Pierre Laszlo's Citrus: A History is an uneven book, slueing from one topic to another in a sometimes dizzying way. He revisits his childhood in wartime Grenoble, France, and moves among Chinese, Arab, Jewish, Spanish, Italian, Californian, Brazilian histories. He gives both recipes for dishes like tarte au citron and detailed analysis of the chemistry of orange peel. He analyzes a number of poems and paintings, and then goes back to questions of horticulture.
In my final impression of the book, I feel that he includes a great deal of interesting material. While the weakest section of the book is his effort to interpret a number of poems, I really liked his section on painting. Here are a few more paintings with related quotes from the book:
Laszlo finds that there is "new logic at work in this 1916 painting. The bowl of oranges has dropped from all-important subject to mere pretext. The painting is calling attention to itself. The subject of the composition is the composition itself.... The painting by Zurbaran, as we saw, aimed at religious emotion. ... In the obverse paradox, the Matisse painting of oranges jettisons traditional rules of representation. In so doing it achieves a fullness of emotion.
This emotion came from Matisse's passion for oranges. The sight of them caused small daily epiphanies. Oranges were portents of joy, of the beauty in life."
"One of the proudest moments in Matisse's professional life was when Picasso in 1945 purchased his 1912 Still Life with a Basket of Oranges. This gave such pleasure to Matisse that henceforth, on New Year's Day, he would have a basket of oranges sent to his friend and great rival." And today, Matisse's painting is owned by the Musee Picasso in Paris.
Laszlo writes about the late 19th century painters: "The Impressionists were responsible for the resurrection of citrus fruits as objects worthy of depiction. Paul Cezanne, of the legendary apples, would often include oranges in his still lifes. With him, the interest shifted to the light and the forms, away from the texture and the naturalistic details that he seventeenth-century Dutch painters had been so keen on. Vincent van Gogh, with his fascination with the color yellow -- which some have blamed on absinthe and some on the professional disease of pica, which makes the sufferer crave camphor and turpentine -- included lemons in his still lifes, such as Still Life with Oranges, Lemons and Blue Gloves."
I say: what a pity, to reduce the genius of Van Gogh to a diagnosis, rather than to see him as transcending illness with art. But that's my opinion.

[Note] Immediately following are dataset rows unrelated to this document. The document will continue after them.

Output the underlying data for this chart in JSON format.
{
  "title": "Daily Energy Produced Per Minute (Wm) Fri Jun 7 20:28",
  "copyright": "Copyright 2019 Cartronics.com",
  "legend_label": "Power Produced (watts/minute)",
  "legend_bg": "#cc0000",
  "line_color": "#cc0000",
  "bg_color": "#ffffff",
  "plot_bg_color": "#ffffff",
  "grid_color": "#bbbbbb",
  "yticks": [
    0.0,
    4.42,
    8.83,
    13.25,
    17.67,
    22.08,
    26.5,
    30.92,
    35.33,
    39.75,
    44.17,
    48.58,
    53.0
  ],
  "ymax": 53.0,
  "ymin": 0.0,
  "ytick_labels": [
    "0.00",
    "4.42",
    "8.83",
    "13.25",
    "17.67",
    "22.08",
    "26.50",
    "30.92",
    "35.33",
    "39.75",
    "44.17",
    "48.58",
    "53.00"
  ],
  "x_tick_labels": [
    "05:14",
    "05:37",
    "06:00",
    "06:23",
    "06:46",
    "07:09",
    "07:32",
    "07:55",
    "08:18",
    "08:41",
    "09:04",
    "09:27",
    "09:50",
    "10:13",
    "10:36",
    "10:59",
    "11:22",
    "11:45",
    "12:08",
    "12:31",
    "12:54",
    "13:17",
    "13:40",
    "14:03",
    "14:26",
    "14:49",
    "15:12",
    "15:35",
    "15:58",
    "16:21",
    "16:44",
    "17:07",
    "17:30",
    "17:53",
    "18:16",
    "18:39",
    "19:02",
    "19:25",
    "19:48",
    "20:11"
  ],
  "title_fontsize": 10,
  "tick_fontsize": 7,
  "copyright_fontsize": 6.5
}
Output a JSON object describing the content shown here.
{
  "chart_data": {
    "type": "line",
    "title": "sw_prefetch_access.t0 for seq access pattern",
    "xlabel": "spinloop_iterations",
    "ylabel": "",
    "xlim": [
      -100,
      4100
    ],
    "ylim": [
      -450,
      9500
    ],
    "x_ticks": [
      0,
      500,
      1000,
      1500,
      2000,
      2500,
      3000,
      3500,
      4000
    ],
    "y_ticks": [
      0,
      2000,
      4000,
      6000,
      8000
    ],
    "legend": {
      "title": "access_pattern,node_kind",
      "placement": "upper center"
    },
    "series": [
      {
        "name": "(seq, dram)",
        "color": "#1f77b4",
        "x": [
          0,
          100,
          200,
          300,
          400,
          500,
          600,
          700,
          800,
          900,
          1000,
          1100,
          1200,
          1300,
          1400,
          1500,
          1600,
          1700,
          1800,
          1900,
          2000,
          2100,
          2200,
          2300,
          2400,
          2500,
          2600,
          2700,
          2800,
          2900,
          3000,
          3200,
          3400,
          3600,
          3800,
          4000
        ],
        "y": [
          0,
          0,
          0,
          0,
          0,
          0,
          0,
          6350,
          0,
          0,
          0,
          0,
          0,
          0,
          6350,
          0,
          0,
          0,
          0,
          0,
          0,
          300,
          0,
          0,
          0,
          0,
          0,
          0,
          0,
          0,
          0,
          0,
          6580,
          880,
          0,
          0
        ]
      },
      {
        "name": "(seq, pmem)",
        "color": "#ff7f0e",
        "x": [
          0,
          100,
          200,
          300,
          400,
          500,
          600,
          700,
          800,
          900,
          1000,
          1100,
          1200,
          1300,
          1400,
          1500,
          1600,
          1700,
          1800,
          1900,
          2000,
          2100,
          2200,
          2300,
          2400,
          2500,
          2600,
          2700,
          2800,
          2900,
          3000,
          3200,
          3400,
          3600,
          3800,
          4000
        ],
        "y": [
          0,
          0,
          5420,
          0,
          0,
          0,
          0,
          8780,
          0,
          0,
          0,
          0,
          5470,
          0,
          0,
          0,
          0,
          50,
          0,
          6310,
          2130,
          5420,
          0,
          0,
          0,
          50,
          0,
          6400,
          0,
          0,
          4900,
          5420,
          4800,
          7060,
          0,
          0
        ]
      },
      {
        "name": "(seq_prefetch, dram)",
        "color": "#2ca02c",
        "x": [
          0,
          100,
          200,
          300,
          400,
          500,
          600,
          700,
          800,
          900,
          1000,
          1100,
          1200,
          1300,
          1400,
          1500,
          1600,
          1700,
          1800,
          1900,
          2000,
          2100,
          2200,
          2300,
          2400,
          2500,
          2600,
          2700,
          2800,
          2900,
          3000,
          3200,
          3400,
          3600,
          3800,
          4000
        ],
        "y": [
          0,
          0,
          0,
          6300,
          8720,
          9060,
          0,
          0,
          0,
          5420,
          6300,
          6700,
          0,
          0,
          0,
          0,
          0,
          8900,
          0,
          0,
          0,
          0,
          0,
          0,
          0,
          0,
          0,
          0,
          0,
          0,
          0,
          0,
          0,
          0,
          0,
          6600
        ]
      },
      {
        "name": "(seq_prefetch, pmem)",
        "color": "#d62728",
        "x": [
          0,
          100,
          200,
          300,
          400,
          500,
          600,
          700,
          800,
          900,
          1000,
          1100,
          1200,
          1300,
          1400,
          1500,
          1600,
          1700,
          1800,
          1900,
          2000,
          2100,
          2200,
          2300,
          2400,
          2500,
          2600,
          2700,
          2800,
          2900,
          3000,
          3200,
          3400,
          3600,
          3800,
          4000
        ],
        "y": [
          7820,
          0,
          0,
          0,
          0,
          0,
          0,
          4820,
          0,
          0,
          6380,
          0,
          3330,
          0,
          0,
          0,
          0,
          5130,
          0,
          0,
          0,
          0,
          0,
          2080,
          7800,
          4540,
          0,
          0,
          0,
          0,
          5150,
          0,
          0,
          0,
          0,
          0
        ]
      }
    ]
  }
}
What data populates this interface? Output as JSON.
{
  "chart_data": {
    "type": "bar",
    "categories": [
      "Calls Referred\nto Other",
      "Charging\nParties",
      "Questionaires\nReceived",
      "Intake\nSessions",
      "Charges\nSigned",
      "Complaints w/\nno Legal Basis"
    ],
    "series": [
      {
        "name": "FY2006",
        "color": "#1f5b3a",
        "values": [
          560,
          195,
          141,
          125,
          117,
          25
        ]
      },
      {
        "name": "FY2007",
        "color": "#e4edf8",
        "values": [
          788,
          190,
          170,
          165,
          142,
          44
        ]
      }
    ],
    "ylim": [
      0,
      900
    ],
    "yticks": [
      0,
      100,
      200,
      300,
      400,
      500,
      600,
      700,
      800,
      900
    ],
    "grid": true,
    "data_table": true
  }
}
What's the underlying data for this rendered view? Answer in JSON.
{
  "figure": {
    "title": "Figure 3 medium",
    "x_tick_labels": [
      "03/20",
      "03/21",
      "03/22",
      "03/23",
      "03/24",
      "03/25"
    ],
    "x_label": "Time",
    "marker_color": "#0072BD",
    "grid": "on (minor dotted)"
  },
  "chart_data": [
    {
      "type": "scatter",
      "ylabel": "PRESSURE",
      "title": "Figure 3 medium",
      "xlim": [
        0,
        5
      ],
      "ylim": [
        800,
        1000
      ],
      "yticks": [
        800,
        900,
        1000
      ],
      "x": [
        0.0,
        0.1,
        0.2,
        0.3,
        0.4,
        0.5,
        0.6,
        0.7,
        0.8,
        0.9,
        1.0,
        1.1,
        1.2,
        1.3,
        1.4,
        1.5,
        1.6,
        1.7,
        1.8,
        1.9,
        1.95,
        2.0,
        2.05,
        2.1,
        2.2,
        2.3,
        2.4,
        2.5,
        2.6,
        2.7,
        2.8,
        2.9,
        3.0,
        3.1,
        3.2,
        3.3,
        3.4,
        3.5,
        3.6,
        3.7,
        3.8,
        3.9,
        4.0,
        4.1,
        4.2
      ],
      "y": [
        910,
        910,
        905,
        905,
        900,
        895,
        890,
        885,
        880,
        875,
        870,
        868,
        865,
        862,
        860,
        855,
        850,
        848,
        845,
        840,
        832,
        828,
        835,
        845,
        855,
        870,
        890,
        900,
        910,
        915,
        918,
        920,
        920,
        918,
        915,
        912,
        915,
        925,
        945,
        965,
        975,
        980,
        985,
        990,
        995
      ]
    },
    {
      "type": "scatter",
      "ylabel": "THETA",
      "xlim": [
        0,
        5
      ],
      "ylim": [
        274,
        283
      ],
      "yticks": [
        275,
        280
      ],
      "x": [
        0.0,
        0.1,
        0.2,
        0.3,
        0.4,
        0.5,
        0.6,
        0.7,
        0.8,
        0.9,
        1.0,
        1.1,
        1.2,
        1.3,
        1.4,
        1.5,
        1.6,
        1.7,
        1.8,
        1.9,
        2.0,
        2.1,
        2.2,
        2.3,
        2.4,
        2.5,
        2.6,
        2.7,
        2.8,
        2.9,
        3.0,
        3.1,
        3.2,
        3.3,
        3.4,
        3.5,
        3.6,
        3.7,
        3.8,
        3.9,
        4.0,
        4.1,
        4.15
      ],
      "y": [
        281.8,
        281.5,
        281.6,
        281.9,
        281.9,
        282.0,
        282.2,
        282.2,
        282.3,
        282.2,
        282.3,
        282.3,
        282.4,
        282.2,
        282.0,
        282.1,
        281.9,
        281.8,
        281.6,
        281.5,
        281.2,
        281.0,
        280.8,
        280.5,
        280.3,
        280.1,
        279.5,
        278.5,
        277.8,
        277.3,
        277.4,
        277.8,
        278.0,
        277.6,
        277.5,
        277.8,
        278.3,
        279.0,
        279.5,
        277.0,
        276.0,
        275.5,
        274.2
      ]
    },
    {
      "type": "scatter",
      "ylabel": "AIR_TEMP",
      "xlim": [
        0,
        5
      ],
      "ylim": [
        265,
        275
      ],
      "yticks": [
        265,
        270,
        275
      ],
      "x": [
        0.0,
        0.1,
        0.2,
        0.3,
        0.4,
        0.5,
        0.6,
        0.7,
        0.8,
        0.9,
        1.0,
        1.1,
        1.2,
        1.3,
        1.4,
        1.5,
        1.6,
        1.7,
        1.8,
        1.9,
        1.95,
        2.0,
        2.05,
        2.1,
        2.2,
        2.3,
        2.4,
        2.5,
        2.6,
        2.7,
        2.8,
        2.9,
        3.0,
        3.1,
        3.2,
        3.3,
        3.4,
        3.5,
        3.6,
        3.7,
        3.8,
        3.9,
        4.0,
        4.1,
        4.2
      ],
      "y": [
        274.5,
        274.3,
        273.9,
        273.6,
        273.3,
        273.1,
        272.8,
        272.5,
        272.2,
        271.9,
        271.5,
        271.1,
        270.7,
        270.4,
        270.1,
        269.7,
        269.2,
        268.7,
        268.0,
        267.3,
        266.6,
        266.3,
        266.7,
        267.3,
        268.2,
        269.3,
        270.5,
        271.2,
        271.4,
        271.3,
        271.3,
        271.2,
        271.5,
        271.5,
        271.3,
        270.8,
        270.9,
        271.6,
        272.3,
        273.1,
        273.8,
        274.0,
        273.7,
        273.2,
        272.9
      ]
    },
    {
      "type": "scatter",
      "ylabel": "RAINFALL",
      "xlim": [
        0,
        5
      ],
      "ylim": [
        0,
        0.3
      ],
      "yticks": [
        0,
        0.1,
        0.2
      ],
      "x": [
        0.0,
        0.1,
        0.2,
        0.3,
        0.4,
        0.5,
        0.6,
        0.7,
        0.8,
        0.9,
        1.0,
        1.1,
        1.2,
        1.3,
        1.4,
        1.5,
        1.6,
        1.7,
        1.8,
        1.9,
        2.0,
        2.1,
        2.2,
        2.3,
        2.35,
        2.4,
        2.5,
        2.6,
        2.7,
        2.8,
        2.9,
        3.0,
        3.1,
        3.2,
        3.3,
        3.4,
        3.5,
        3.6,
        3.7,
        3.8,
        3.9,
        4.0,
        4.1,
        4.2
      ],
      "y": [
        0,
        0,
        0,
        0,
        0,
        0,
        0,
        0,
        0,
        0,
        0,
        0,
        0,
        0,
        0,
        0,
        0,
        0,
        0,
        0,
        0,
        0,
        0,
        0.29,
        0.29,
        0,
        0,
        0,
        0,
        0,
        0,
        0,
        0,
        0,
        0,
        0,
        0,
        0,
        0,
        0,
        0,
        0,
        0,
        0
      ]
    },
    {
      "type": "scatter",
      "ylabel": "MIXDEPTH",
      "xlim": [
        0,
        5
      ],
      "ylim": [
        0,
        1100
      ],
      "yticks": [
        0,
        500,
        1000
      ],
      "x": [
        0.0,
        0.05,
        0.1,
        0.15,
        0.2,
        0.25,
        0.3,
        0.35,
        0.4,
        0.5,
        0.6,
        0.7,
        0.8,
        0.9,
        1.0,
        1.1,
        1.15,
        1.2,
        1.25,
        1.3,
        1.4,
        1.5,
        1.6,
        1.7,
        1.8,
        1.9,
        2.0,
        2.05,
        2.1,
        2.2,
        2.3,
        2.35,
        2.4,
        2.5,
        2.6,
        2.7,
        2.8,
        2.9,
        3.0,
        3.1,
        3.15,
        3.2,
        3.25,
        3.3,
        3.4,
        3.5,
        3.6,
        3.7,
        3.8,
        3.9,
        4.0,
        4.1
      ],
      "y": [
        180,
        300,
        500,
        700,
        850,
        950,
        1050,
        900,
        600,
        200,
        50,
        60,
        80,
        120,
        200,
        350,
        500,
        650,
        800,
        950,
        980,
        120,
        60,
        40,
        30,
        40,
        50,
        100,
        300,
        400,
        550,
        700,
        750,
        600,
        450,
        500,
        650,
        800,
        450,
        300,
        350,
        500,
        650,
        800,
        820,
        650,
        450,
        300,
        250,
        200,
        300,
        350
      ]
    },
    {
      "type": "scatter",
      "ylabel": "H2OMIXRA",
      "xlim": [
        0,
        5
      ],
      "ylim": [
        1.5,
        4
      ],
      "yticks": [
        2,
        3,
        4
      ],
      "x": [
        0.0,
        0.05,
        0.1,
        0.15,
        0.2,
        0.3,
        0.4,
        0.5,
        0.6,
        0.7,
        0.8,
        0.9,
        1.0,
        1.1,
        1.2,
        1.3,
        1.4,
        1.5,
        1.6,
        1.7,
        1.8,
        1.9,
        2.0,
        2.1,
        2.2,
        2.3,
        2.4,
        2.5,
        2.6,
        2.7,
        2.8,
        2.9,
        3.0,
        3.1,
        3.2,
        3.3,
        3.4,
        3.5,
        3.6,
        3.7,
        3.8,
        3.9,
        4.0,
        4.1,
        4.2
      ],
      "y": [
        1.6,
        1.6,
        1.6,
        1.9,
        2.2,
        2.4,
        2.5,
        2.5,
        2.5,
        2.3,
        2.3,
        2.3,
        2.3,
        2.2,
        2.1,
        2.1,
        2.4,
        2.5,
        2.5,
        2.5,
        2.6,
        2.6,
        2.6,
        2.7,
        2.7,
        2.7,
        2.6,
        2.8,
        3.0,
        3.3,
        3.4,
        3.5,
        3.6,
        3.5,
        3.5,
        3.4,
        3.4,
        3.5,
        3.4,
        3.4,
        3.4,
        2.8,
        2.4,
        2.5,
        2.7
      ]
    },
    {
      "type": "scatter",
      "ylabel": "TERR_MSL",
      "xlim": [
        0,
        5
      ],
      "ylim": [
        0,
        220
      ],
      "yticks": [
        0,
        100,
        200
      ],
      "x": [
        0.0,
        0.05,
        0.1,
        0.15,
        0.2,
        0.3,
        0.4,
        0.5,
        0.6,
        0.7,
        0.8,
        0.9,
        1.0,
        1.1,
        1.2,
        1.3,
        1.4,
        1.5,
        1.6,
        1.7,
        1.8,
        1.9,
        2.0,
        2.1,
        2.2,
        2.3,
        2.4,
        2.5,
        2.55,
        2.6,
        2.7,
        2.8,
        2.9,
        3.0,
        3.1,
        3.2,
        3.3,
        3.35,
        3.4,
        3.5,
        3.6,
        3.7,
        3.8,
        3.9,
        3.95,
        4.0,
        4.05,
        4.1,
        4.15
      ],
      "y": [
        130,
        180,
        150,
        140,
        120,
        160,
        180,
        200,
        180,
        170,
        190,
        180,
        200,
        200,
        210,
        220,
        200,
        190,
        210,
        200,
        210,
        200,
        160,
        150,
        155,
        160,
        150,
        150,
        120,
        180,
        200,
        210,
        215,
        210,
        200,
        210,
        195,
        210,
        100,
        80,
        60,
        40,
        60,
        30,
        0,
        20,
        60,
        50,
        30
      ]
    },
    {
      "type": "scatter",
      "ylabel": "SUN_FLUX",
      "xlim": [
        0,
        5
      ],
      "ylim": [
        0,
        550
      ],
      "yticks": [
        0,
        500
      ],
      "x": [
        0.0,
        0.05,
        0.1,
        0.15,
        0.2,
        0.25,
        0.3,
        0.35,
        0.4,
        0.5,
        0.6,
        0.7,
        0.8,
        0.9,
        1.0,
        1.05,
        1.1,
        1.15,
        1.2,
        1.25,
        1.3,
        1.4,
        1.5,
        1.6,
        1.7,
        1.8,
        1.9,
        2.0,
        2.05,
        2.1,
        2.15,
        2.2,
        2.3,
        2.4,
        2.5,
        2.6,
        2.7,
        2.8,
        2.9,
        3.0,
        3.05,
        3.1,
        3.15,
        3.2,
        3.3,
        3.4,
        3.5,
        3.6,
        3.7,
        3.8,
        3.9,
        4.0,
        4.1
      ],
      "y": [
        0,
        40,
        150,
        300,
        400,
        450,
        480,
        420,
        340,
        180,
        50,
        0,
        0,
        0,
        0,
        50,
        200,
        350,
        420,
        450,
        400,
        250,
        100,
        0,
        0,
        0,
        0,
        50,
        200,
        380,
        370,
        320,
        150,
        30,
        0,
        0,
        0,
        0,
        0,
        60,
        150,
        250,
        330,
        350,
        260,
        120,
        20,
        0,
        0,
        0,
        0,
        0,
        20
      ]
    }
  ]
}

And to top off my opinion, here is a masterpiece that illuminates the symbolism of citrus (along with other symbols such as the bunch of coral above the Virgin's head and the Mandela) in the early Renaissance -- a work painted prior to any that Laszlo discusses. Below is Mantegna's Madonna of the Victories, along with a detail from the painting. It dates from 1496, when citrus culture was relatively new, though well known to Mangna's employers in Mantua, Italy, especially to Isabella d'Este, wife of the Marquis. I wonder how Laszlo missed this.